Why Europe is watching
For the European Union, Türkiye’s expanding role could become increasingly important as the bloc accelerates its green transition while also building defence production capacity and pursuing industrial decarbonization. The challenge is structural: demand for critical minerals is rising faster than efforts to diversify supply can keep pace. OECD data cited at the forum points to a significant increase in export restrictions over roughly the past 15 years while global supply chains remain concentrated—pressuring Europe to reconsider procurement strategies and expand partnerships with countries that are either geopolitically aligned or geographically proximate. Türkiye fits into that procurement calculus given its combination of resource relevance, location-based logistics potential and stated plans for value-chain upgrading.

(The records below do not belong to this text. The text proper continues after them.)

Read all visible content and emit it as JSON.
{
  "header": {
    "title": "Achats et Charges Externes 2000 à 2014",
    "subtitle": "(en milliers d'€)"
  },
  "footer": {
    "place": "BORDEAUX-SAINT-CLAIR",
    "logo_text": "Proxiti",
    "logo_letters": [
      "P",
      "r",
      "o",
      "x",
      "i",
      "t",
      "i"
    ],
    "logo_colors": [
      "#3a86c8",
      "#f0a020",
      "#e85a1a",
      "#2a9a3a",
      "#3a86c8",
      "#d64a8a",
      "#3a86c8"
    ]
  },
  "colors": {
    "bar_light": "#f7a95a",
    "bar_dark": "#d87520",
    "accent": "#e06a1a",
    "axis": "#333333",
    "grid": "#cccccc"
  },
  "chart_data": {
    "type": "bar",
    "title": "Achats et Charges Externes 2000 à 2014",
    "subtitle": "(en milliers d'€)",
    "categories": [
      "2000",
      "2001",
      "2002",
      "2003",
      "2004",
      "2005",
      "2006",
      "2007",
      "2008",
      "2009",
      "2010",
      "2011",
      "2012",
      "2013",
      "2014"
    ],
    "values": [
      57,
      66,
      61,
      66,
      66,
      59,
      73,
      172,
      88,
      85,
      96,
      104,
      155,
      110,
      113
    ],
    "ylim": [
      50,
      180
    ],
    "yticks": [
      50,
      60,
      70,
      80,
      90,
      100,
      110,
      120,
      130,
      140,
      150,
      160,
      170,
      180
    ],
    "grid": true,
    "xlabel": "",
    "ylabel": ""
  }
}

From extraction to midstream processing—and beyond
The article’s core message is that Türkiye’s ambitions extend beyond extraction alone. It is increasingly positioning itself as a regional processing and industrial hub linking mineral extraction with processing and refining capabilities, manufacturing ecosystems and logistics infrastructure tied to strategic trade corridors. This direction aligns with broader restructuring trends in global industry—where value concentrates more strongly in midstream and downstream stages rather than solely at the point of raw material ownership.
Ultimately, control over critical minerals such as copper, nickel and rare earths—and over the ability to integrate extraction with processing and manufacturing—can shape competitiveness across battery production for electric mobility; semiconductor and electronics manufacturing; defence technologies; artificial intelligence infrastructure; renewable energy systems; and grid expansion. In this next phase of global industrial competition, countries able to build unified resource-to-industry ecosystems are positioned to benefit most from shifting procurement priorities.